In an earlier post, I commented on the U.S. Department of Health and Human Services (HHS) interim final rule adopting electronic funds transfer (EFT) standards, which was released in January 2012. In the post, I outlined the following changes needed in order for the new rule to truly improve efficiency and deliver cost savings for health care payers and their provider networks:
1. Add a Trace Number Requirement
The rule should require that the EFT and the electronic remittance advice (ERA) have a trace number. By including a trace number, payers can deliver ERA/EFT efficiently and providers can re-associate the ERA/EFT and reconcile their payments efficiently.
2. Remove the CTX File
The CTX file should not be included in the rule as a method for payer-to-provider EFT payments because the file creates high costs and data processing risks. The rule should mandate that payers use only the CCD+ file to deliver EFT payments.
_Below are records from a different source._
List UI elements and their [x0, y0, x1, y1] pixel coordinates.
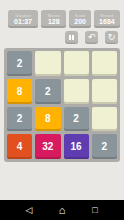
undo-button[interactable]: ↶: [85, 31, 98, 44]
tile-4-r4c1: 4: [7, 134, 32, 159]
restart-icon: ↻: [108, 31, 116, 44]
back-icon[interactable]: ◁: [24, 200, 34, 220]
empty-cell-r1c2: [35, 51, 60, 76]
stat-score: Score 200: [69, 10, 90, 28]
empty-cell-r1c4: [92, 51, 117, 76]
tile-8-r2c1: 8: [7, 79, 32, 104]
stat-moves-value: 128: [48, 18, 60, 26]
empty-cell-r3c4: [92, 107, 117, 132]
stat-record-value: 1684: [99, 18, 115, 26]
tile-2-r1c1: 2: [7, 51, 32, 76]
tile-2-r3c1: 2: [7, 107, 32, 132]
pause-button[interactable]: [65, 31, 78, 44]
stat-score-value: 200: [74, 18, 86, 26]
home-icon[interactable]: ⌂: [57, 200, 67, 220]
empty-cell-r1c3: [64, 51, 89, 76]
empty-cell-r2c3: [64, 79, 89, 104]
stats-row: Duration 01:37 Moves 128 Score 200 Recor…: [8, 10, 120, 28]
pause-icon: [69, 35, 74, 40]
tile-2-r4c4: 2: [92, 134, 117, 159]
undo-icon: ↶: [88, 31, 96, 44]
tile-2-r3c3: 2: [64, 107, 89, 132]
stat-duration: Duration 01:37: [8, 10, 38, 28]
stat-record: Record 1684: [94, 10, 120, 28]
tile-2-r2c2: 2: [35, 79, 60, 104]
game-screen: Duration 01:37 Moves 128 Score 200 Recor…: [0, 0, 124, 220]
android-navbar: ◁ ⌂ □: [0, 200, 124, 220]
tile-8-r3c2: 8: [35, 107, 60, 132]
stat-duration-value: 01:37: [14, 18, 32, 26]
recents-icon[interactable]: □: [90, 200, 100, 220]
tile-32-r4c2: 32: [35, 134, 60, 159]
tile-16-r4c3: 16: [64, 134, 89, 159]
board[interactable]: 282282432162: [4, 48, 120, 162]
stat-moves: Moves 128: [41, 10, 66, 28]
empty-cell-r2c4: [92, 79, 117, 104]
restart-button[interactable]: ↻: [105, 31, 118, 44]
controls-row: ↶ ↻: [65, 31, 118, 44]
Well, as they say, “If you don’t ask the question, the answer is always ‘no.’”
On Aug. 10, HHS released a new version of the interim final rule with updates, including the changes noted above. I’m thrilled to see that these changes were made, which align with the CAQH CORE Operating Rules, because now the rule can truly improve administrative efficiency for payers and providers.
With the requirements for the CCD+ file and trace number included in the rule, both payers and providers are better positioned to reduce their administrative costs. Here’s what the new rule means for you:
For Healthcare Payers
Reduce Costs to Meet Medical Loss Ratio (MLR) Mandate:
The rule mandates that payers delivering EFT payments to providers must use the CCD+ file format. This allows payers to efficiently and securely include the trace number, which enables providers to re-associate the ERA with the EFT and reconcile their payments efficiently.